# EE Cart



## PaintMeFancy (Aug 20, 2012)

So here is a pic of the cart I should be getting - as of the moment - the only change is the tires. I am getting flatless solid rubber ones.

Any pros/cons you see to this? Any changes to be made before I pick it up?


----------



## susanne (Aug 20, 2012)

Just be certain this isn't one of the cheap Chinese carts that bend going over bumps... Frontier, CTM, G&S, Alpine are all good brands. I believe both Ozark MiniTack and Star Lake carry CTM carts.

If this is a used cart, look to see if shafts have been bent -- they weaken if bent back into shape. Also check the wood platform beneath the seat.

Also be certain the wheels have heavy duty spokes.


----------



## Callie (Aug 22, 2012)

Be aware the "Frontier" carts now being sold on Ebay and Amazon are not the carts by Frontier Trading Post. I was a dealer for Frontier 15 years and Mr. See passed away several years ago and the business if closed. The carts now being sold are imports. I have talked to the man doing this and he is running his business as Frontier Equestrain and playing off the good reputation of the old carts. I also talked to a son of Mr. See's and he said the family can't do anything about this. Makes me mad everytime I see it.


----------



## susanne (Aug 24, 2012)

Thanks for mentioning this, Callie. I always recommend the Frontiers, not knowing anyone was selling cheap, new ones as the real thing.


----------



## PaintMeFancy (Aug 28, 2012)

Sorry should have clarified - this is a local builder - its being built to suit my mini and me.... local welder/fabricator as you will - he builds carts locally for a living and in the Halflinger world around here ... came recommended by a breeder/trainer

i picked a local builder to ensure that it wasn't a cheap imported one






The tires are flatless solid rubber (no tube) - and the spokes seem really nice and sturdy


----------



## susanne (Aug 28, 2012)

What a wonderful resource to have!


----------



## Margo_C-T (Aug 29, 2012)

Yes, thanks, Callie, for the info! Like Susanne, I have always recommended the ORIGINAL 'Frontier' first, but will no longer, for 'new' purchase. In response to an inquiry since first reading this thread, I mentioned CTM, and warned against the 'fake' Frontiers!

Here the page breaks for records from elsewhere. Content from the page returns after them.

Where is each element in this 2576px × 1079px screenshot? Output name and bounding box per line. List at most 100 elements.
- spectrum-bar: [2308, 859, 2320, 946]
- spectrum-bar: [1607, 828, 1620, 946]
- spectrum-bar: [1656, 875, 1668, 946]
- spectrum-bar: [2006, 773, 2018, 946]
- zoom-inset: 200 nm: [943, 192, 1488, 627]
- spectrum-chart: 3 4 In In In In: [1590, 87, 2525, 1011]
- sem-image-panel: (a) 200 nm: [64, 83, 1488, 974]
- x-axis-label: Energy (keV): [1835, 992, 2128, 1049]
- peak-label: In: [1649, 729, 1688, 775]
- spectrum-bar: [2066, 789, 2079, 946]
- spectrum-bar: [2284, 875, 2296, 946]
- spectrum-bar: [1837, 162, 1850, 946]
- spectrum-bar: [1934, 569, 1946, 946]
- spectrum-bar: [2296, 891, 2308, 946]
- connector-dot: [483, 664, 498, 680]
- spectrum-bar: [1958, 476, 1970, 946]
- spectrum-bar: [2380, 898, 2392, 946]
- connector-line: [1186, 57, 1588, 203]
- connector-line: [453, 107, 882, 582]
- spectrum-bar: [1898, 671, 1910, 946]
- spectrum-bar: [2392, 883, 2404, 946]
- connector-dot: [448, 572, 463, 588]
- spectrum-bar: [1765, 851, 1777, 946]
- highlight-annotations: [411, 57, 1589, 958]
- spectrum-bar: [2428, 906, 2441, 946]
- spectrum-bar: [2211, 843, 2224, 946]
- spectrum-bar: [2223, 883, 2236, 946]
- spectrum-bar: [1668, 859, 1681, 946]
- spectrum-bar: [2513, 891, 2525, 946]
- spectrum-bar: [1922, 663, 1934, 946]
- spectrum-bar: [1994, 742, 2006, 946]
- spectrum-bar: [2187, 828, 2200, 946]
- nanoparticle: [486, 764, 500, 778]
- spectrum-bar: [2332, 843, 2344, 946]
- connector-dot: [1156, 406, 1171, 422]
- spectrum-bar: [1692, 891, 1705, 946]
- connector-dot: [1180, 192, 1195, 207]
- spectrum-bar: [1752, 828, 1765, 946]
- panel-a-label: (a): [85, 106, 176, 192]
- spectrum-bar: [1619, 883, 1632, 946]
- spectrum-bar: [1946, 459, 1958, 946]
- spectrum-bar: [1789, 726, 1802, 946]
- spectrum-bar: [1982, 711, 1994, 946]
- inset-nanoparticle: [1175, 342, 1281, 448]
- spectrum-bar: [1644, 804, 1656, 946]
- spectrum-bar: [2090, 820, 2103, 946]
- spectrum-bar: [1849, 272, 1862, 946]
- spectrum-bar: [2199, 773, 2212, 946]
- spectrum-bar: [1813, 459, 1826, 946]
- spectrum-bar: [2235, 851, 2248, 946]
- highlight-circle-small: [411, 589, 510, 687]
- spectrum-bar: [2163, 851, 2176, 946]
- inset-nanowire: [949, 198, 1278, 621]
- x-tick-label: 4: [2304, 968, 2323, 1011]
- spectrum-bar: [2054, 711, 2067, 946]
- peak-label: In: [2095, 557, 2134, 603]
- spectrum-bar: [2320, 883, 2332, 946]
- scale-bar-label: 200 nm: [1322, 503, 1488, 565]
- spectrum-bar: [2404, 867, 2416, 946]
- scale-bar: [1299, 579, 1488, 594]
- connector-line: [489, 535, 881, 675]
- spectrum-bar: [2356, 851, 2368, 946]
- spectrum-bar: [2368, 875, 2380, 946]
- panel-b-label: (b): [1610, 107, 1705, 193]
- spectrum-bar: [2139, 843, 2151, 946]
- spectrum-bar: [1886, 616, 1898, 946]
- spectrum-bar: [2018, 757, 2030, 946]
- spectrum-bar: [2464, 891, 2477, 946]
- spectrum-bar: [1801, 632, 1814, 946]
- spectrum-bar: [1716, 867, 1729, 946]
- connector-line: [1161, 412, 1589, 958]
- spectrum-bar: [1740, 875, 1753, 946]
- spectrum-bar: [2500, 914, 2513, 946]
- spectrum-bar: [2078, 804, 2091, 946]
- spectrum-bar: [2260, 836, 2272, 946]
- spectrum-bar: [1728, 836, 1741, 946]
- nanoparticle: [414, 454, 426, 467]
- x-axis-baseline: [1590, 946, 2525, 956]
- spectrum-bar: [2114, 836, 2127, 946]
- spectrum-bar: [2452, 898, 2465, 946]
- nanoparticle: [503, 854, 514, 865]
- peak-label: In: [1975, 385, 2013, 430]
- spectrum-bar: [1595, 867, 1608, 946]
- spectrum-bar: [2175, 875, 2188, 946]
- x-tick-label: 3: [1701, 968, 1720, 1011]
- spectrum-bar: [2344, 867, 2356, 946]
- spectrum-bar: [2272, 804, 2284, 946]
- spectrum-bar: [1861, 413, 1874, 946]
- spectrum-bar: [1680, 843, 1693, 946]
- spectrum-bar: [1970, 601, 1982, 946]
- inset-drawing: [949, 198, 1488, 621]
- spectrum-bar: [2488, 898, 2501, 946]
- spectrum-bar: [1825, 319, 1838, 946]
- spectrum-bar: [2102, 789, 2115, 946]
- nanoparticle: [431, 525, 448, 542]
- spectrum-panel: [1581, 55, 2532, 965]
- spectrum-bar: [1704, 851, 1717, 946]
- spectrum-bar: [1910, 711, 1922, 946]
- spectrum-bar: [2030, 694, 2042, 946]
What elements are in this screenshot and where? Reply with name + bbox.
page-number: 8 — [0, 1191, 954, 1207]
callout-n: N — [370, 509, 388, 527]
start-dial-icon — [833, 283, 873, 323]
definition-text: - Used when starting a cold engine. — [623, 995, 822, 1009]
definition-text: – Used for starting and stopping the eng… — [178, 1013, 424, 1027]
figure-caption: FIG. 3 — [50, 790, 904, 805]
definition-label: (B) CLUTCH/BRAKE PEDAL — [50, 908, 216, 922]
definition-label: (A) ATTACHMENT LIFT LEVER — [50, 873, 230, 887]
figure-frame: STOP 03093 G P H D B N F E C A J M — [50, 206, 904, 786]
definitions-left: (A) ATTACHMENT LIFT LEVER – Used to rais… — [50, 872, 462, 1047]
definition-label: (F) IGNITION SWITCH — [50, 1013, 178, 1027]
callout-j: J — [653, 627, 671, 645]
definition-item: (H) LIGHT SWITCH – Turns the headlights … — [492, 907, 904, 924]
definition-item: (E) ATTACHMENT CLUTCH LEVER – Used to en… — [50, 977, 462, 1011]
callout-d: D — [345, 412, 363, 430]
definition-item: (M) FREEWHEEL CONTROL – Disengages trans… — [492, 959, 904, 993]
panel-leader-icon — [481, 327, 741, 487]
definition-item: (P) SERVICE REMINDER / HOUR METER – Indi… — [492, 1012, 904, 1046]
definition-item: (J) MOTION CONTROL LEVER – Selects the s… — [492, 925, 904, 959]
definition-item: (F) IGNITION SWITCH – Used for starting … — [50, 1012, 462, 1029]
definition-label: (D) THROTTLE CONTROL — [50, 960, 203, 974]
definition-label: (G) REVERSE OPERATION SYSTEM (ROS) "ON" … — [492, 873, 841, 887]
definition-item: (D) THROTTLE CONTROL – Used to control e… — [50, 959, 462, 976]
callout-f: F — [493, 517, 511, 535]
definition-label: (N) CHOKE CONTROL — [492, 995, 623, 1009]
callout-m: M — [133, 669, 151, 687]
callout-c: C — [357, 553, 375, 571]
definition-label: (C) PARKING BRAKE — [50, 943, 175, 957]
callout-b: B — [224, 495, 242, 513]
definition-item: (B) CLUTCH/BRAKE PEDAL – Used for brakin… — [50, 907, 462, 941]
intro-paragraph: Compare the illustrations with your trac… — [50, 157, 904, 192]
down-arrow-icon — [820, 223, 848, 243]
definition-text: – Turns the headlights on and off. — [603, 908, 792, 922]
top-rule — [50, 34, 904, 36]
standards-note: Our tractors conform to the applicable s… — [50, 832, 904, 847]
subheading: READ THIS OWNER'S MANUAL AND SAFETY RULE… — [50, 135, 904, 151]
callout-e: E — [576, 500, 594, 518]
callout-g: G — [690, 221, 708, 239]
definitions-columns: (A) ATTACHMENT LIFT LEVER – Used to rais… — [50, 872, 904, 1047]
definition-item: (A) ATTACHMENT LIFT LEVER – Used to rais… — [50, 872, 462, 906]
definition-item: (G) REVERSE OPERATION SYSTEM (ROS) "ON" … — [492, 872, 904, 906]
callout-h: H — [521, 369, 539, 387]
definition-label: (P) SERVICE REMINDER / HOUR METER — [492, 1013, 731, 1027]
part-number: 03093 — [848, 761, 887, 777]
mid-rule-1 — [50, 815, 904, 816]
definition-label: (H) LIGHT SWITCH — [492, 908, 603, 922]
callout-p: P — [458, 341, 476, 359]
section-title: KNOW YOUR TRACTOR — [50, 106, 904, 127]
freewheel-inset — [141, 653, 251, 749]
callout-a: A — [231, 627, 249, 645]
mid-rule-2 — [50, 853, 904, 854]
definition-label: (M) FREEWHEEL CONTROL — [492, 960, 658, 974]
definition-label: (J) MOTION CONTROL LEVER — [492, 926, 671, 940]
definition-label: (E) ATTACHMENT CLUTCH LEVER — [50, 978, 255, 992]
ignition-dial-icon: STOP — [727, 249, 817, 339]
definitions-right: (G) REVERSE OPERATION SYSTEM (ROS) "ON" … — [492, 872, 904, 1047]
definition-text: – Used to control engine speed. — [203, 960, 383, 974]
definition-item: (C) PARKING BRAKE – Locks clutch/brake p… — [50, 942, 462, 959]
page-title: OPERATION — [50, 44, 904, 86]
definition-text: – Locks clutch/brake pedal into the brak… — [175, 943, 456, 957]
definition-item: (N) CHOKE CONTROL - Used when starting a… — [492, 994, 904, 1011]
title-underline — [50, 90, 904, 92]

Can't tell from your picture; what kind of suspension does your cart have? It looks very nice, but I would remind that w/o pneumatic tires, the ride can be pretty rough in a cart w/ only coil springs for its suspension(as the 'original Frontiers' have. I would recommend at LEAST "C" springs if it is to run on solid rubber 'tires'.JMHO.

Margo


----------



## PaintMeFancy (Aug 30, 2012)

I have to have solid tires around here - we have puncture vines and other things EVEYWHERE so flat tires are daily from what I have been told by people around here that drive tube tires. Anytime they go out of arena they get a flat it seems.

I don't know the different of the springs so I have no clue what it has.


----------



## susanne (Aug 31, 2012)

I use No Mor Flats innertubes and drive frequently over nasty blackberry vines without a problem. Before I got them, I could not drive for more than a few minutes before getting a flat, but these do the trick and give a fairly comfortable ride.


----------



## Katiean (Sep 1, 2012)

PaintMeFancy, pm me with the builder. I am 40 mins away and am looking for some good solid tires.


----------



## PaintMeFancy (Sep 2, 2012)

I just sent you a message and then realized it WAS for tires - not cart - reading too fast - I have no idea who the builder of the tires are except that I think they came from Les Schwabb - I would think you could call them and ask for flatless tires and go from there...


----------



## Grace67 (Sep 2, 2012)

PaintMeFancy did you get your new cart and how do you like it? Is this a Kingston cart or some other manufacturer?


----------



## PaintMeFancy (Sep 3, 2012)

It is from a private builder here locally (Orland) - came recommended to me from the lady I got my mini from --- so far so good - having harness issues though so haven't got to do much with it - but when I did - I liked it!


----------